Search code examples
c#html

Essential Objects WebView how to navigate through the HTML-tree?


I am using the Essential objects library to read out websites.

I've done that before with windows forms webbrowser, but this time the website is not working with windows forms webbrowser so I had to change to EO webView.

The documentary is so poor, that I can't find an answer.

In windows forms webbrowser you have a HtmlElementCollection which is in principle a list of HtmlElement. On these elements you can read out attributes or make an InvokeMember("Click") and navigate through children / parent elements.

what is the equivalent in EO WebView to this HtmlElementCollection / HtmlElement? How can I navigate through the HTML tree?

BTW: I am using it together with C#.


Solution

  • See the documentation: here, here, here.

    Essentially, you have to rely on the ability to execute JavaScript.

    You can access the document JavaScript object in a couple of ways:

    JSObject document = (JSObject)_webView.EvalScript("document");
    
    //or: Document document = _webView.GetDOMWindow().document;   
    

    GetDOMWindow() returns a EO.WebBrowser.DOM.Document instance; that type derives from JSObject and offers some extra properties (e.g., there's a body property that gets you the BODY element of type EO.WebBrowser.DOM.Element).
    But overall, the API these offer is not much richer.

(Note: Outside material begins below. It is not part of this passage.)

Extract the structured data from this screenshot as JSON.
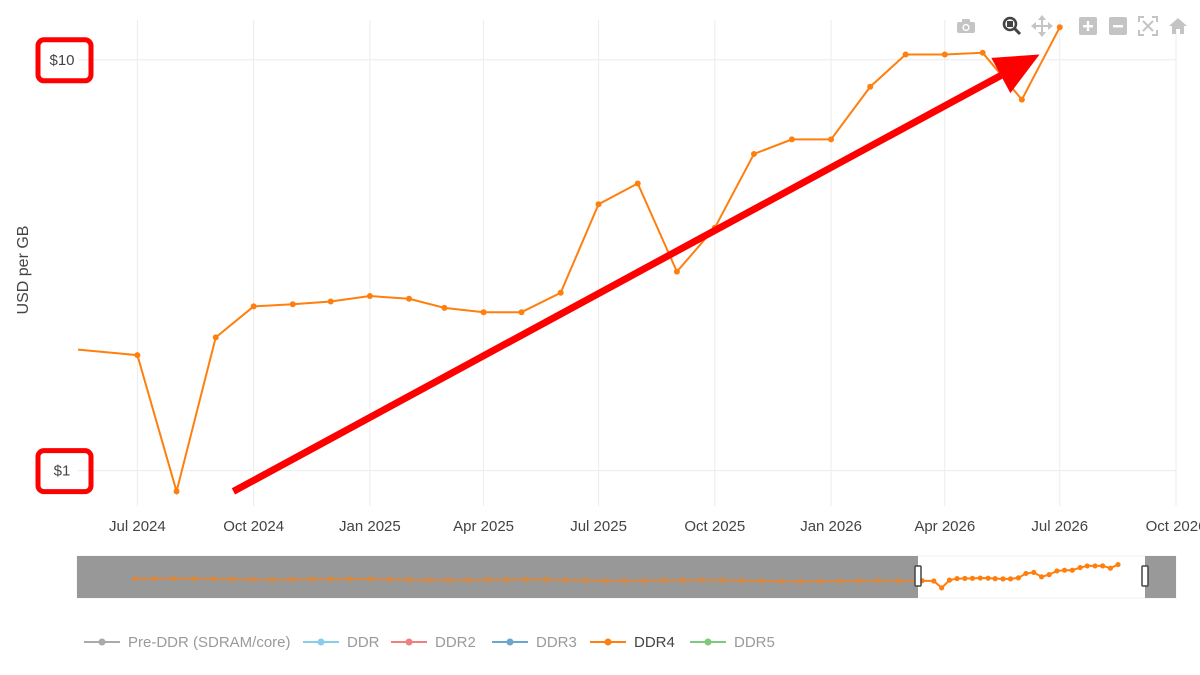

    You can use JSObject like this:

    // access a property on the JavaScript object:
    jsObj["children"]    
    
    // access an element of an array-like JavaScript object:
    var children = (JSObject)jsObj["children"];
    var first = (JSObject)children[0];
    
    // (note that you have to cast; all these have the `object` return type)
    
    // access an attribute on the associated DOM element
    jsObj.InvokeFunction("getAttribute", "class")
    
    // etc.
    

    It's all a bit fiddly, but you can write some extension methods to make your life easier (however, see the note on performance below):

    public static class JSObjectExtensions
    {
        public static string GetTagName(this JSObject jsObj)
        {
            return (jsObj["tagName"] as string ?? string.Empty).ToUpper();
        }
    
        public static string GetID(this JSObject jsObj)
        {
            return jsObj["id"] as string ?? string.Empty;
        }
    
        public static string GetAttribute(this JSObject jsObj, string attribute)
        {
            return jsObj.InvokeFunction("getAttribute", attribute) as string ?? string.Empty;
        }
    
        public static JSObject GetParent(this JSObject jsObj)
        {
            return jsObj["parentElement"] as JSObject;
        }
    
        public static IEnumerable<JSObject> GetChildren(this JSObject jsObj)
        {
            var childrenCollection = (JSObject)jsObj["children"];
            int childObjectCount = (int)childrenCollection["length"];
            for (int i = 0; i < childObjectCount; i++)
            {
                yield return (JSObject)childrenCollection[i];
            }
        }
    
        // Add a few more if necessary
    }
    

    Then you can do something like this:

    private void TraverseElementTree(JSObject root, Action<JSObject> action)
    {
        action(root);
        foreach(var child in root.GetChildren())
            TraverseElementTree(child, action);
    }
    

    Here's an example of how you could use this method:

    TraverseElementTree(document, (currentElement) =>
    {
        string tagName = currentElement.GetTagName();
        string id = currentElement.GetID();
        if (tagName == "TD" && id.StartsWith("codetab"))
        {
            string elementClass = currentElement.GetAttribute("class");
            // do something...
        } 
    });
    

    But, again, it's a bit fiddly - while this seems to work reasonably well, you'll need to experiment a bit to find any tricky parts that can result in errors, and figure out how to modify the approach to make it more stable.

    Note on performance

    Another alternative is to use JavaScript for most of the element processing, and just return the values you need to be used in your C# code. Depending on how complex the logic is, this is likely going to be more efficient in certain scenarios, as it would result in a single browser engine round trip, so it's something to consider if performance becomes an issue. (See the Performance section here.)